Sad words that shall be said some day—
Far fall the day! O cruel Time,
Whose breath sweeps mortal things away,
Spare long this image of his prime,
That others standing in the place
Where, save as ghosts, we come no more,
May know what sweet majestic face
The gentle Prince of Players wore!
PAULINE PAVLOVNA
SCENE: St. Petersburg. Period: the present time. A ballroom in the winter palace of the Prince—. The ladies in character costumes and masks. The gentlemen in official dress and unmasked, with the exception of six tall figures in scarlet kaftans, who are treated with marked distinction as they move here and there among the promenaders. Quadrille music throughout the dialogue. Count SERGIUS PAVLOVICH PANSHINE, who has just arrived, is standing anxiously in the doorway of an antechamber with his eyes fixed upon a lady in the costume of a maid of honor in the time of Catherine II. The lady presently disengages herself from the crowd, and passes near Count PANSHINE, who impulsively takes her by the hand and leads her across the threshold of the inner apartment, which is unoccupied.
HE.
Pauline!
SHE.
You knew me?
HE.
How could I have failed?
A mask may hide your features, not your soul.

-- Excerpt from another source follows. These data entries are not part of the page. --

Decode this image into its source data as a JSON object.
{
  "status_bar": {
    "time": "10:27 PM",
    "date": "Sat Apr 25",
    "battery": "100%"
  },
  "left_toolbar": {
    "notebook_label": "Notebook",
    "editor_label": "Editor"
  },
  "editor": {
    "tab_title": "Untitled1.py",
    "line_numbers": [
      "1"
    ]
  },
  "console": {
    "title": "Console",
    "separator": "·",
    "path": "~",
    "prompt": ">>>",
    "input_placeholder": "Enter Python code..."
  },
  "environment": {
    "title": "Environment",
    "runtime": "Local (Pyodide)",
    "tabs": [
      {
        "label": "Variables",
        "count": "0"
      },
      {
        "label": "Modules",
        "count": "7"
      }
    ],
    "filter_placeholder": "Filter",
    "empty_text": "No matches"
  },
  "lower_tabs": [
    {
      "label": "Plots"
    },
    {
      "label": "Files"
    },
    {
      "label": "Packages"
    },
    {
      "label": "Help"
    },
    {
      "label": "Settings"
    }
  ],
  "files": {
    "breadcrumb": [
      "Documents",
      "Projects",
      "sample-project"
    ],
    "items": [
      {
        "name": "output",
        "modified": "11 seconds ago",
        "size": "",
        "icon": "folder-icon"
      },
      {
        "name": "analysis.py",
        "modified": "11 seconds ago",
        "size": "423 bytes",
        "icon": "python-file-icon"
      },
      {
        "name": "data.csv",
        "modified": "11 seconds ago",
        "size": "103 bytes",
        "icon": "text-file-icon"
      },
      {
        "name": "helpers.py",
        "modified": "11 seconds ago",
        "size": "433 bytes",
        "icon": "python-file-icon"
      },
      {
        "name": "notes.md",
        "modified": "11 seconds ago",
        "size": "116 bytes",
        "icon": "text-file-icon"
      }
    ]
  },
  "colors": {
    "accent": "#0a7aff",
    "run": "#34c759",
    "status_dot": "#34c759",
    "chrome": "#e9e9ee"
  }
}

There is an air about you like the air
That folds a star. A blind man knows the night,
And feels the constellations. No coarse sense
Of eye or ear had made you plain to me.
Through these I had not found you; for your eyes,
As blue as violets of our Novgorod,
Look black behind your mask there, and your voice—
I had not known that either. My heart said,
"Pauline Pavlovna."
SHE.
Ah! Your heart said that?
You trust your heart, then! 'Tis a serious risk!—
How is it you and others wear no mask?
HE.
The Emperor's orders.
SHE.
Is the Emperor here?
I have not seen him.
HE.
He is one of the six
In scarlet kaftans and all masked alike.
Watch—you will note how every one bows down
Before those figures, thinking each by chance
May be the Tsar; yet none knows which is he.
Even his counterparts are left in doubt.
Unhappy Russia! No serf ever wore
Such chains as gall our Emperor these sad days.
He dare trust no man.
SHE.
All men are so false.
HE.
Spare one, Pauline Pavlovna.
SHE.
No; all, all!
I think there is no truth left in the world,
In man or woman. Once were noble souls.—
Count Sergius, is Nastasia here to-night?
HE.
Ah! then you know! I thought to tell you first.
Not here, beneath these hundred curious eyes,
In all this glare of light; but in some place
Where I could throw me at your feet and weep.
In what shape came the story to your ear?
Decked in the teller's colors, I'll be sworn;
The truth, but in the livery of a lie,
And so must wrong me. Only this is true:
The Tsar, because I risked my wretched life
To shield a life as wretched as my own,
Bestows upon me, as supreme reward—
O irony!—the hand of this poor girl.
Says, HERE, I HAVE THE PEARL OF PEARLS FOR YOU,
SUCH AS WAS NEVER PLUCKED FROM OUT THE DEEP
BY INDIAN DIVER, FOR A SULTAN'S CROWN.
YOUR JOY'S DECREED, and stabs me with a smile.
SHE.
And she—she loves you?
HE.
I know not, indeed.
Likes me, perhaps. What matters it?—HER love!
The guardian, Sidor Yurievich, consents,
And she consents. No love in it at all,
A mere caprice, a young girl's spring-tide dream.